Le singe en fit autant en arrière; mais, cette fois, au lieu de s'enfoncer plus profondément dans la forêt, il s'arrêta au pied d'un énorme ficus,—cet arbre dont les échantillons variés sont si nombreux dans tout le bassin du Haut-Amazone.
Saisir le tronc de ses quatre mains, grimper avec l'agilité d'un clown qui serait un singe, s'accrocher avec sa queue prenante aux premières branches étendues horizontalement à quarante pieds au-dessus du sol, puis se hisser à la cime de l'arbre, jusqu'au point où ses derniers rameaux fléchissaient sous lui, ce ne fut qu'un jeu pour l'agile guariba et l'affaire de quelques instants.
Là, installé tout à son aise, il continua son repas interrompu en cueillant les fruits qui se trouvaient à la portée de sa main. Certes, Torrès aurait eu, lui aussi, grand besoin de boire et de manger, mais impossible! Sa musette était plate, sa gourde était vide!
Cependant, au lieu de revenir sur ses pas, il se dirigea vers l'arbre, bien que la situation prise par le singe fût encore plus défavorable pour lui. Il ne pouvait songer un instant à grimper aux branches de ce ficus, que son voleur aurait eu vite fait d'abandonner pour un autre.
Et toujours l'insaisissable étui de résonner à son oreille!
Aussi, dans sa fureur, dans sa folie, Torrès apostropha-t-il le guariba. Dire de quelle série d'invectives il le gratifia, serait impossible. N'alla-t-il pas jusqu'à le traiter, non seulement de métis, ce qui est déjà une grave injure dans la bouche d'un Brésilien de race blanche, mais encore de «curiboca», c'est-à-dire de métis, de nègre et d'Indien! Or, de toutes les insultes qu'un homme puisse adresser à un autre, il n'en est certainement pas de plus cruelle sous cette latitude équatoriale.

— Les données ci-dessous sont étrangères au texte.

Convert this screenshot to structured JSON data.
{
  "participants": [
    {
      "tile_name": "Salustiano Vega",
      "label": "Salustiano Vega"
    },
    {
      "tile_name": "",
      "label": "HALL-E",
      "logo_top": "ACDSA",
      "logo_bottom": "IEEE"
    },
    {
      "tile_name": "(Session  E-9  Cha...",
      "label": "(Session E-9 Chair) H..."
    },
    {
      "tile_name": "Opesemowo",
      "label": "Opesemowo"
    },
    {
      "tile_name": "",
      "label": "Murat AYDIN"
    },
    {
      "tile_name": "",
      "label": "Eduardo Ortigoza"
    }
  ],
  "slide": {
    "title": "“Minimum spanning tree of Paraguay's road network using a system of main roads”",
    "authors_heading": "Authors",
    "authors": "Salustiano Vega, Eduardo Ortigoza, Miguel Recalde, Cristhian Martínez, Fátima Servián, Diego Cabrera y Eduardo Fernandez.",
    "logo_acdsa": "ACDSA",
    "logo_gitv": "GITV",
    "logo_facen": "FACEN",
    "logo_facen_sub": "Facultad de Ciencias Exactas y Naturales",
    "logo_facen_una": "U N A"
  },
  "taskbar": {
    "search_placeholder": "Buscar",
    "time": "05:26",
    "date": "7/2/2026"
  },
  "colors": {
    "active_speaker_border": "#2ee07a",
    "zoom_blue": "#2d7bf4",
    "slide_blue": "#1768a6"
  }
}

Mais le singe, qui n'était qu'un simple quadrumane, se moquait de tout ce qui eût révolté un représentant de l'espèce humaine.

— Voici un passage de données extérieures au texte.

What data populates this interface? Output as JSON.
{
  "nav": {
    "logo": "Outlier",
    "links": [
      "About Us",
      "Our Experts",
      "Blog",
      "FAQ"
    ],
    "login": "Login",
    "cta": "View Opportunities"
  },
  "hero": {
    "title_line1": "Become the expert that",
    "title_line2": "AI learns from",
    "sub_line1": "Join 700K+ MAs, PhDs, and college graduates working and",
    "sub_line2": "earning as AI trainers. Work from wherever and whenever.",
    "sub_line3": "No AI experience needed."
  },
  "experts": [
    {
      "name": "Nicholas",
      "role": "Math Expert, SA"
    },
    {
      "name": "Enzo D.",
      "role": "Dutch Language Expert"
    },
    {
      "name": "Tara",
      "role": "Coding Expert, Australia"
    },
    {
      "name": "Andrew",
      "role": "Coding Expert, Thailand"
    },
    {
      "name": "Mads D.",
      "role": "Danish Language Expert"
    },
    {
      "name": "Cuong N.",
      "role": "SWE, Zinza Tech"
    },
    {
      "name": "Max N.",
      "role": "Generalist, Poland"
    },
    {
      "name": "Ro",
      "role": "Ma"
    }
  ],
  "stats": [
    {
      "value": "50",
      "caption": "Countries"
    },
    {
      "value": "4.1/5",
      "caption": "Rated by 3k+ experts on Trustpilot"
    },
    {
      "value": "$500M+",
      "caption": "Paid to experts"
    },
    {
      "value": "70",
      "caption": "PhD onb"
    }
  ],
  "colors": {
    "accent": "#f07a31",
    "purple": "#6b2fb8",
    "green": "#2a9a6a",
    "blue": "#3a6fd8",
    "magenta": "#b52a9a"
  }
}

Alors Torrès recommença à lui jeter des pierres, des morceaux de racines, tout ce qui pouvait lui servir de projectiles. Avait-il donc l'espoir de blesser grièvement le singe? Non! Il ne savait plus ce qu'il faisait. À vrai dire, la rage de son impuissance lui ôtait toute raison. Peut-être espéra-t-il un instant que, dans un mouvement que ferait le guariba pour passer d'une branche à une autre, l'étui lui échapperait, voire même que, pour ne pas demeurer en reste avec son agresseur, il s'aviserait de le lui lancer à la tête! Mais non! Le singe tenait à conserver l'étui, et tout en le serrant d'une main, il lui en restait encore trois pour se mouvoir.
Torrès, désespéré, allait définitivement abandonner la partie et revenir vers l'Amazone, lorsqu'un bruit de voix se fit entendre. Oui! un bruit de voix humaines.
On parlait à une vingtaine de pas de l'endroit où s'était arrêté le capitaine des bois.